My first guess was that the circle was something out of Solomon's grimoires, but this was more medieval, more late-period European alchemy in its representation. The statues were the beings seen by Ezekiel in his vision. This was the-
"The Wheel speaks the law of the living and of the dead." Doug's companion spoke the words as liturgy. The phrase rolled around in my head, stirring dull roots. The Wheel of Fortune. The tenth card of the tarot's Major Arcana. The cycle of death and rebirth. The Chorus moved sluggishly, old snakes reluctant to rise from their hibernation.
"Rota taro orat tora ator." Doug said his part of the ritual. He was wearing the sort of shift that went over the head and tied around the waist with a length of old rope. Though Doug hadn't bothered with the rope.
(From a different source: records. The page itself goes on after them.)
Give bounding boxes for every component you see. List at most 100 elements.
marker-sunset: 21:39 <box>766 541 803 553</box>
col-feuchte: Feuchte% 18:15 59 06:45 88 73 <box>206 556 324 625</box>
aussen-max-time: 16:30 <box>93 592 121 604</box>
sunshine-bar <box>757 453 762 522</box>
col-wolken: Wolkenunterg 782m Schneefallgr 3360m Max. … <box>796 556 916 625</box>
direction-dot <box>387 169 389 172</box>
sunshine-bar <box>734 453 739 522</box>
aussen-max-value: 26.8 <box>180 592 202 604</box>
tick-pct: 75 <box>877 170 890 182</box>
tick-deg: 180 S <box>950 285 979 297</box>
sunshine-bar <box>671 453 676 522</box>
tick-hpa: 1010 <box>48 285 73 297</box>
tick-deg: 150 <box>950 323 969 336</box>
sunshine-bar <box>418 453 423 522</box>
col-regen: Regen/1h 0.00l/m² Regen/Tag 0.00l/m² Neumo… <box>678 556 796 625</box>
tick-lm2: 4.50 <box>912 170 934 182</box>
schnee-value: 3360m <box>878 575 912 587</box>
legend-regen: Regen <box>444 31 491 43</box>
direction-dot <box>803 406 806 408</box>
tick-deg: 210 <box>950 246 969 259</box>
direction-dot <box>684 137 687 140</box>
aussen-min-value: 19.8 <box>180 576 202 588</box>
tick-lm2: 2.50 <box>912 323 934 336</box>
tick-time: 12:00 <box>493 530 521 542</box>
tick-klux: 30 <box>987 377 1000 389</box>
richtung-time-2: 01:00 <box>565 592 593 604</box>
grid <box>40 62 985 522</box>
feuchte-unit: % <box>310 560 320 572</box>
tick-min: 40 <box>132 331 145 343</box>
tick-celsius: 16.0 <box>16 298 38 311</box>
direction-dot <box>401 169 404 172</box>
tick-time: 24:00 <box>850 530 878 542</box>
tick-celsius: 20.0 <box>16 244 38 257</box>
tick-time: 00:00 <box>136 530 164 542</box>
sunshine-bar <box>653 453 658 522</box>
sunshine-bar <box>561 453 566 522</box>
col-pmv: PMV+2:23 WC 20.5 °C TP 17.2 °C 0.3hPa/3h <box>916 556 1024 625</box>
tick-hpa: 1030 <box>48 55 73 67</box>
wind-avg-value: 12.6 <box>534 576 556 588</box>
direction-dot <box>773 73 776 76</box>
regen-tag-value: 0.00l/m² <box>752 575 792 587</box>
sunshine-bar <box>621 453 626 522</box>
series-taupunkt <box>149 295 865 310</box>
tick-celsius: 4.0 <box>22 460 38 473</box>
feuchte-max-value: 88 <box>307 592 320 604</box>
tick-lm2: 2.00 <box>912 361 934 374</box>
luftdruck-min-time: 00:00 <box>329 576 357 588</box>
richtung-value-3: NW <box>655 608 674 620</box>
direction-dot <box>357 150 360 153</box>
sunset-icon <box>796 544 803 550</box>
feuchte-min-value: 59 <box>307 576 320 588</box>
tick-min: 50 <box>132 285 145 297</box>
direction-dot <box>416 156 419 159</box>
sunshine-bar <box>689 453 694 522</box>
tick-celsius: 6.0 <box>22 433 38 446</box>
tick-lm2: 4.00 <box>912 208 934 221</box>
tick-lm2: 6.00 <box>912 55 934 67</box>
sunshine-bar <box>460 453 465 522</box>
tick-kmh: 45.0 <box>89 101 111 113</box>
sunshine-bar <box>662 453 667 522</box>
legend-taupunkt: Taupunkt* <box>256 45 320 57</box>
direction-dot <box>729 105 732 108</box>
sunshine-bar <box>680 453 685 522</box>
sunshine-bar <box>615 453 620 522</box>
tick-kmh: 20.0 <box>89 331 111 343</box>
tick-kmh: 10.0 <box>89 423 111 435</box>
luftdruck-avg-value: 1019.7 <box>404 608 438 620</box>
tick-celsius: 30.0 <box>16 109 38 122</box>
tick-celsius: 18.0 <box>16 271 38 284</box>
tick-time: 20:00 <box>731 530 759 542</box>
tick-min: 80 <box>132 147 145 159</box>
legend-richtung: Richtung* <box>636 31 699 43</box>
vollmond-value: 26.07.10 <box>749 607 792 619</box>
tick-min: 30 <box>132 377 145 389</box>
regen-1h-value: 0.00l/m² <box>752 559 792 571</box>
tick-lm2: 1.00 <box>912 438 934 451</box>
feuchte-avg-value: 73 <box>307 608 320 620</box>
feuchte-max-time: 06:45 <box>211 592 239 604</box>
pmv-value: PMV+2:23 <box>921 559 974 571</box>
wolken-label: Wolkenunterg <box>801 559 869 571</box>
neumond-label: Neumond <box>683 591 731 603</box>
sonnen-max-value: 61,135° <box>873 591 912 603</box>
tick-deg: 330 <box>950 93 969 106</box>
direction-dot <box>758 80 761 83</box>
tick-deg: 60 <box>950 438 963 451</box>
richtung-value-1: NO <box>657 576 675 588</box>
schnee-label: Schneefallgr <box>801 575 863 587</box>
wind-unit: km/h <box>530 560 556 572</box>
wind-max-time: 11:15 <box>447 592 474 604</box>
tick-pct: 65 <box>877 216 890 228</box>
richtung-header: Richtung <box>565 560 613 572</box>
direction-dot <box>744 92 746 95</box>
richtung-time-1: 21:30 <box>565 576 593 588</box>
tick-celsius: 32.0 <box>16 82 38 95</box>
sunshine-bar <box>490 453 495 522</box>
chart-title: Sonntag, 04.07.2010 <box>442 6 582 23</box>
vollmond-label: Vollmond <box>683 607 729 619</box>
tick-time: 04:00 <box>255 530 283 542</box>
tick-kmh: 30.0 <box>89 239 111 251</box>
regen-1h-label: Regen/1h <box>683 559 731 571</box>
Still unsteady with nausea, I managed to stand. A glob of thick spit was rolling on the back of my tongue and I worked it forward until I could spit it out. My input to the ceremonial rhetoric.
"Kings and princes are equal upon the circle of fate." The priest ignored my commentary. "And their fate is determined by the rotation of the Wheel." A mutter of agreement ran through the rank of Hollow Men. In the wan light of the blue flames, they looked like empty statues.
"You have been challenged by Douglas Rassmussen, Initiate Ascendant in the Order of the Hollow Men. While you have no rank within the Order, a temporary conveyance has been established to allow you to fight upon the Wheel. At the resolution of this combat, this conveyance will be terminated. You will have no recourse to membership or recognition by the Order. Is that clear?"
"Yeah," I said, finally getting my words under control. "I get it." I rolled my shoulders and shook out my arms. The turgid Chorus finally moved out of my belly and into the rest of my frame. I was weak from a lack of food-the water hadn't done much beyond whet my appetite-but I was functional. Functional enough for Doug, apparently.
It had been his voice in the container, when I had been given water. He needs to be coherent. If he wanted me dead, they would have killed me in the box. They wouldn't have bothered with all this pomp and nonsense. This was a sacrament that met some ritual need of Doug's. I couldn't sense Julian, and I doubted Bernard was one of those watching; this was an unsanctioned event. Those two wouldn't have bothered with showing me how the mirror worked if this was where I was going to end up.